According to analysts, on average, crude oil stocks are estimated to have increased by 5.7 million barrels in the week of July 3 and decreased by 2.3 million barrels in the week of July 10.
Again, it is thought that gasoline stocks decreased by 900,000 barrels last week, while distilled product stocks containing diesel and heating oil increased by 1.5 million barrels. Presumably, inventories will rise to the highest level since 1983.
Refinery usage rate is expected to increase by 0.4 points last week from 77.5% of the total capacity for the week ending July 3rd.
The oil market is thought to be approaching equilibrium before the key OPEC meeting.

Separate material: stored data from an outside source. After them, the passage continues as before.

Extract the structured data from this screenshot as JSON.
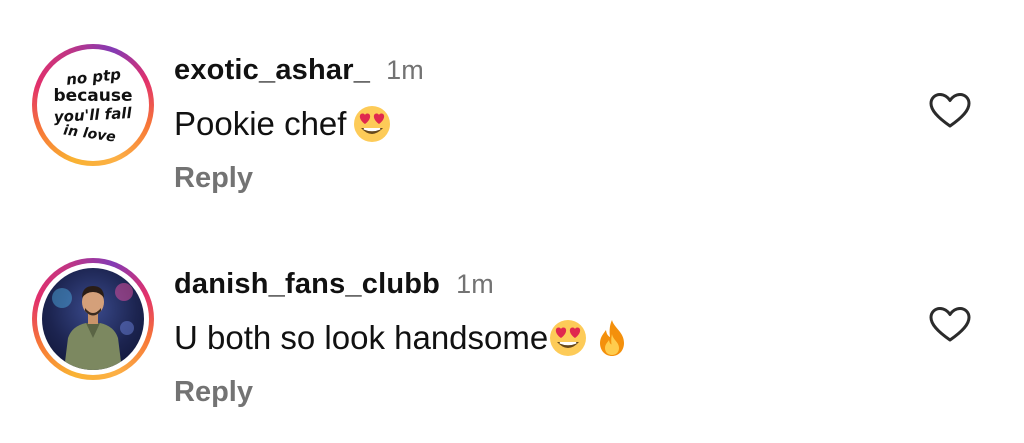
{
  "comments": [
    {
      "username": "exotic_ashar_",
      "time": "1m",
      "text": "Pookie chef",
      "emojis": [
        "heart-eyes-emoji"
      ],
      "reply_label": "Reply",
      "avatar": {
        "type": "text",
        "lines": [
          "no ptp",
          "because",
          "you'll fall",
          "in love"
        ]
      }
    },
    {
      "username": "danish_fans_clubb",
      "time": "1m",
      "text": "U both so look handsome",
      "emojis": [
        "heart-eyes-emoji",
        "fire-emoji"
      ],
      "reply_label": "Reply",
      "avatar": {
        "type": "photo"
      }
    }
  ],
  "icons": {
    "like": "heart-outline-icon"
  },
  "colors": {
    "username": "#111111",
    "secondary": "#737373",
    "story_ring_start": "#f9b233",
    "story_ring_end": "#c13584"
  }
}
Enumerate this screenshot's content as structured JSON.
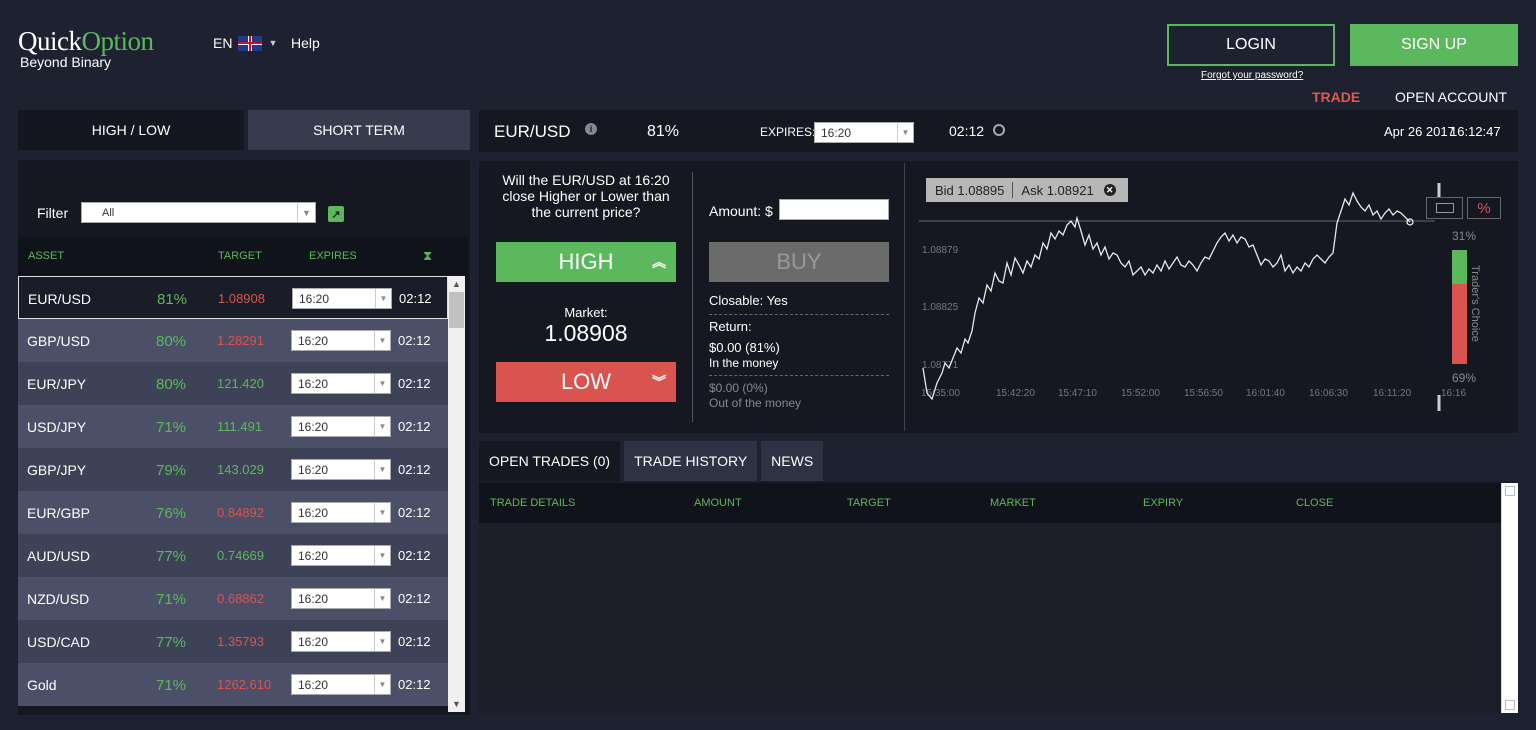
{
  "brand": {
    "name_part1": "Quick",
    "name_part2": "Option",
    "tagline": "Beyond Binary"
  },
  "header": {
    "lang": "EN",
    "help": "Help",
    "login": "LOGIN",
    "signup": "SIGN UP",
    "forgot": "Forgot your password?",
    "nav_trade": "TRADE",
    "nav_open_account": "OPEN ACCOUNT"
  },
  "left": {
    "tabs": [
      "HIGH / LOW",
      "SHORT TERM"
    ],
    "filter_label": "Filter",
    "filter_value": "All",
    "columns": [
      "ASSET",
      "TARGET",
      "EXPIRES"
    ],
    "rows": [
      {
        "asset": "EUR/USD",
        "pct": "81%",
        "target": "1.08908",
        "target_dir": "down",
        "expiry": "16:20",
        "time": "02:12"
      },
      {
        "asset": "GBP/USD",
        "pct": "80%",
        "target": "1.28291",
        "target_dir": "down",
        "expiry": "16:20",
        "time": "02:12"
      },
      {
        "asset": "EUR/JPY",
        "pct": "80%",
        "target": "121.420",
        "target_dir": "up",
        "expiry": "16:20",
        "time": "02:12"
      },
      {
        "asset": "USD/JPY",
        "pct": "71%",
        "target": "111.491",
        "target_dir": "up",
        "expiry": "16:20",
        "time": "02:12"
      },
      {
        "asset": "GBP/JPY",
        "pct": "79%",
        "target": "143.029",
        "target_dir": "up",
        "expiry": "16:20",
        "time": "02:12"
      },
      {
        "asset": "EUR/GBP",
        "pct": "76%",
        "target": "0.84892",
        "target_dir": "down",
        "expiry": "16:20",
        "time": "02:12"
      },
      {
        "asset": "AUD/USD",
        "pct": "77%",
        "target": "0.74669",
        "target_dir": "up",
        "expiry": "16:20",
        "time": "02:12"
      },
      {
        "asset": "NZD/USD",
        "pct": "71%",
        "target": "0.68862",
        "target_dir": "down",
        "expiry": "16:20",
        "time": "02:12"
      },
      {
        "asset": "USD/CAD",
        "pct": "77%",
        "target": "1.35793",
        "target_dir": "down",
        "expiry": "16:20",
        "time": "02:12"
      },
      {
        "asset": "Gold",
        "pct": "71%",
        "target": "1262.610",
        "target_dir": "down",
        "expiry": "16:20",
        "time": "02:12"
      }
    ]
  },
  "topbar": {
    "asset": "EUR/USD",
    "pct": "81%",
    "expires_label": "EXPIRES:",
    "expires_value": "16:20",
    "countdown": "02:12",
    "date": "Apr 26 2017",
    "time": "16:12:47"
  },
  "trade": {
    "question": "Will the EUR/USD at 16:20 close Higher or Lower than the current price?",
    "high": "HIGH",
    "low": "LOW",
    "market_label": "Market:",
    "market_value": "1.08908",
    "amount_label": "Amount: $",
    "buy": "BUY",
    "closable": "Closable: Yes",
    "return_label": "Return:",
    "return_value": "$0.00 (81%)",
    "in_money": "In the money",
    "out_value": "$0.00 (0%)",
    "out_money": "Out of the money"
  },
  "chart": {
    "bid": "Bid 1.08895",
    "ask": "Ask 1.08921",
    "y_labels": [
      "1.08879",
      "1.08825",
      "1.08771"
    ],
    "x_labels": [
      "15:35:00",
      "15:42:20",
      "15:47:10",
      "15:52:00",
      "15:56:50",
      "16:01:40",
      "16:06:30",
      "16:11:20",
      "16:16"
    ],
    "traders_choice": "Trader's Choice",
    "high_pct": "31%",
    "low_pct": "69%",
    "pct_tool": "%",
    "colors": {
      "up": "#5cb85c",
      "down": "#d9534f"
    }
  },
  "bottom": {
    "tabs": [
      "OPEN TRADES (0)",
      "TRADE HISTORY",
      "NEWS"
    ],
    "columns": [
      "TRADE DETAILS",
      "AMOUNT",
      "TARGET",
      "MARKET",
      "EXPIRY",
      "CLOSE"
    ]
  }
}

Before the group and its ally Russia came together to decide whether to alleviate supply cuts from August, demand gradually increases and the oil market is approaching equilibrium.
After the 9.7 million barrels bpd supply cut that will last until the end of July, the cuts will decrease by 7.7 million bpd by December. A panel called the Joint Ministerial Monitoring Committee met on Wednesday to suggest the next cut.
The gradual reopening of economies and societies around the world provided a much-needed resurgence for demand, reversing a rapidly rising trend in oil stocks.
On the contrary, unless there is a severe negative development, supply and demand trends may hopefully help to approach a balanced market.
Although OPEC and Russia are thought to have an approach to alleviate cuts in August, it is not time to expect major changes in the OPEC + deal.